(AP-39: dp. 16,000; l. 491-10-; b. 69-6-; dr. 26-6-; s. 18 k.; cpl. 513; t. 1,388; a. 1 5- 4 3- 6 40 mm; cl. President Jackson; T. C1-P&C)
President Hayes was laid down as MC hull 55 by the Newport News Shipbuilding and Dry Dock Co. 26 December 1939; launched 4 October 1940; sponsored by Mrs. Cordell Hull; turned over to the American President Lines 20 February 1941; acquired by the Navy 7 July 1941; designated AP-39; and commissioned 15 December 1941, Comdr. F. W. Benson in command.
On 6 January 1942 President Hayes sailed for San Diego via the Panama Canal. During February and March she evacuated civilians and service dependents from Pearl Harbor, then conducted amphibious assault exercises off San Diego. On 1 July, with Marines embarked, she sailed for the Tonga Islands to stage for the assault on Guadalcanal.
On the evening of 7 August, while under air attack, President Hayes landed units of the 2nd Marine Regiment on the northeastern side of Guadalcanal. For the next two months she brought supplies and reinforcements from Tonga, Noumea, and New Zealand. Then, during December, she moved cargo forward from Australia and New Zealand to New Caledonia. In January 1943 she resumed reinforcement runs to Guadalcanal and, as APA-20 (effective 1 February 1943), continued that duty until June.
On 36 June she participated in the Rendova landings, shooting down 7 enemy planes.
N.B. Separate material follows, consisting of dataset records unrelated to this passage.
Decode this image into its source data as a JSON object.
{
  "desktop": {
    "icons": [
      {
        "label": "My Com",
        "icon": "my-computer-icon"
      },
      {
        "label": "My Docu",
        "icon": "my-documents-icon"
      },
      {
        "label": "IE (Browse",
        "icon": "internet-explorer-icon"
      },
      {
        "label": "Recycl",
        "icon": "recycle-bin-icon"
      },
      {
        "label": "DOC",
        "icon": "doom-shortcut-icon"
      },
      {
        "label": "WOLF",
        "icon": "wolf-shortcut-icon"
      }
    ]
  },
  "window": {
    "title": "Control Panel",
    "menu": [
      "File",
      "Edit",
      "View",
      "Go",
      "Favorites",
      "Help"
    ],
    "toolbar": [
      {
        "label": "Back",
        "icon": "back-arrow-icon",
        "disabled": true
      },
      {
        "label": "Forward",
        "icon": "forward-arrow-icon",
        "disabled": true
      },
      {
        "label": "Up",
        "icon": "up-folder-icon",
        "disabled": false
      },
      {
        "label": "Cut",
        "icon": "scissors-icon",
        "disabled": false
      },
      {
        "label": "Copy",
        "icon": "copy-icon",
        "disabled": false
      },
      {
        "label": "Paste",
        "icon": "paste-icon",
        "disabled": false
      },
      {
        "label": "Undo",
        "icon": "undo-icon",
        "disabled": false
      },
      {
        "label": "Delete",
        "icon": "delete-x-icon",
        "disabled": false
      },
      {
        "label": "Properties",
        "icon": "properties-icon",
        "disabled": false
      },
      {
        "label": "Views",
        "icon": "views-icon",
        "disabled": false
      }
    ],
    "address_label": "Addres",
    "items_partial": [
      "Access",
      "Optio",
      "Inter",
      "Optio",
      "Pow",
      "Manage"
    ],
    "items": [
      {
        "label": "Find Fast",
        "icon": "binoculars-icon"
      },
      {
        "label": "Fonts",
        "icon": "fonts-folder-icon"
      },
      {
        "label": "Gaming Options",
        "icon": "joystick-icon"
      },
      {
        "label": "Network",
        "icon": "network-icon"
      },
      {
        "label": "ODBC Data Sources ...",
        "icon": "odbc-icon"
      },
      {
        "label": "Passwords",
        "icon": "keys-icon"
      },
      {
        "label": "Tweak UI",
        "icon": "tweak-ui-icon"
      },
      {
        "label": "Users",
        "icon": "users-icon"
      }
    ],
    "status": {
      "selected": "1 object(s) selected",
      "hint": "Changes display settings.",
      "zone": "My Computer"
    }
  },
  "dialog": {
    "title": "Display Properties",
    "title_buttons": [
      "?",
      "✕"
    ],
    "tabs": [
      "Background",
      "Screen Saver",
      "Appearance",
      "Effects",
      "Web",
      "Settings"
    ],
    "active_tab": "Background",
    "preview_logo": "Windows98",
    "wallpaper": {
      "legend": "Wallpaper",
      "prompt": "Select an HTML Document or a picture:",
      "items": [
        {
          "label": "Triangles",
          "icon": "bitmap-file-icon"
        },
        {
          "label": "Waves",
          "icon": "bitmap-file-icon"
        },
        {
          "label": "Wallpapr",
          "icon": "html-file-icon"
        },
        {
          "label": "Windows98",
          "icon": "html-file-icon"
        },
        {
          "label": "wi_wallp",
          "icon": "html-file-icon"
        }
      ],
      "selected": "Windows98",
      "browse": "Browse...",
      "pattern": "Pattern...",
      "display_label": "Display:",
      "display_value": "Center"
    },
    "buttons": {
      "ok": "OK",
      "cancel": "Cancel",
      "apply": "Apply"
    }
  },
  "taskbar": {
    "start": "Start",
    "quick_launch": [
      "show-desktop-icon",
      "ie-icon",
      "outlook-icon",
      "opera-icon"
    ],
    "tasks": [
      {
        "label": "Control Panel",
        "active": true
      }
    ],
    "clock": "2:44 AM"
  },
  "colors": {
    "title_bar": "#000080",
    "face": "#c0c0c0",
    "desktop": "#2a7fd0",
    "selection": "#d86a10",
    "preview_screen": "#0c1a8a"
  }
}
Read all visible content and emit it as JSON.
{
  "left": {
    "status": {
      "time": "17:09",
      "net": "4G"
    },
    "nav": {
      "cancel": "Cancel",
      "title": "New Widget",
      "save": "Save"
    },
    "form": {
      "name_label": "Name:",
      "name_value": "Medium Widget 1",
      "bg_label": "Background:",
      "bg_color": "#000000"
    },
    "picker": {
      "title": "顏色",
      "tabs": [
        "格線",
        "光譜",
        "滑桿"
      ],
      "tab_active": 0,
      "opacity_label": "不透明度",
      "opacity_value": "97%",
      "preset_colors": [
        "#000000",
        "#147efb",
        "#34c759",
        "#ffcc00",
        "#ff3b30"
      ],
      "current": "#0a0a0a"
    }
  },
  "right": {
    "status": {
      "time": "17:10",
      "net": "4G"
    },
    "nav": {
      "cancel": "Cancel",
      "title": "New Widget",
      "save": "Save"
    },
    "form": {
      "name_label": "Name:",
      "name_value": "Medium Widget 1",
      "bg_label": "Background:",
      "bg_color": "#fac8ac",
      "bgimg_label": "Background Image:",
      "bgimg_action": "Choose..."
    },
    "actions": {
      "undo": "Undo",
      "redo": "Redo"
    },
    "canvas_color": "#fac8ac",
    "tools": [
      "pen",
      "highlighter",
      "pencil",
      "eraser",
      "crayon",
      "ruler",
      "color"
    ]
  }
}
In July, President Hayes completed another troop lift to Guadalcanal, then carried cargo between Guadalcanal, Noumea, Efate and Espiritu Santo. On 30 October she embarked units of the 3rd Marine Division at Guadalcanal for the invasion of Bougainville, 1 November, then brought in reinforcements and replacements during the rest of that month, December, and early January 1944.
On 20 March units of the 4th Marine Regiment, transported by President Hayes, peacefully occupied Emirau Island. In April and May she transported Army replacements for the Marines on New Britain. On 4 June she sailed, with units of the 3rd Marine Division embarked, for the Marshalls to stage for the assault on Guam. Enemy resistance during the Saipan operation delayed sailing, but on 21 July she landed her troops and supplies east of Apra Harbor.
After resupply runs to various bases, President Hayes was off Leyte 21 October. Retiring to Manus 29 October after unloading her troops, she witnessed the explosion of ammunition ship Mount Hood 10 November. The President Hayes was not hit and dispatched fire and rescue parties to the stricken ships.
Steaming for San Francisco and overhaul the following day, she returned to the Pacific and made runs between Espirito Santo, Guadalcanal, and Noumea. During the invasion of Okinawa, President Hayes, with other units of Transport Division 32, had Ready Reserve troops embarked, and after the beachhead had been secured landed her troops and embarked the 81st Army Infantry Division to standby as a floating reserve. She then steamed to the Philippines, and from May to July moved more troops up from the southwest Pacific to the Philippines. While she was at San Pedro, Calif., loading more troops for deployment to the Pacific Theater, the Japanese surrendered.
President Hayes arrived at Manila 14 September, then, with troops of the 25th Infantry Division aboard, continued on to Wakayama, Japan, arriving 7 October. On 29 October the troops were debarked at Nagoya, and the next day President Hayes departed for duty with the -Magic Carpet,- returning 1400 dischargees from the Marianas to Los Angeles on each of two round trips. On 1 January 1946 she reported to the Naval Transportation Service to deliver dependents of service personnel to Honolulu. President Hayes continued to operate with the Pacific Fleet until decommissioned 30 June 1949 at Mare Island. She was assigned to the Stockton Group, Pacific Reserve Fleet, 28 November 1950. Her name was struck from the Navy List and she was transferred to the Maritime Commission 1 October 1958.
President Hayes earned 7 battle stars for World War II service.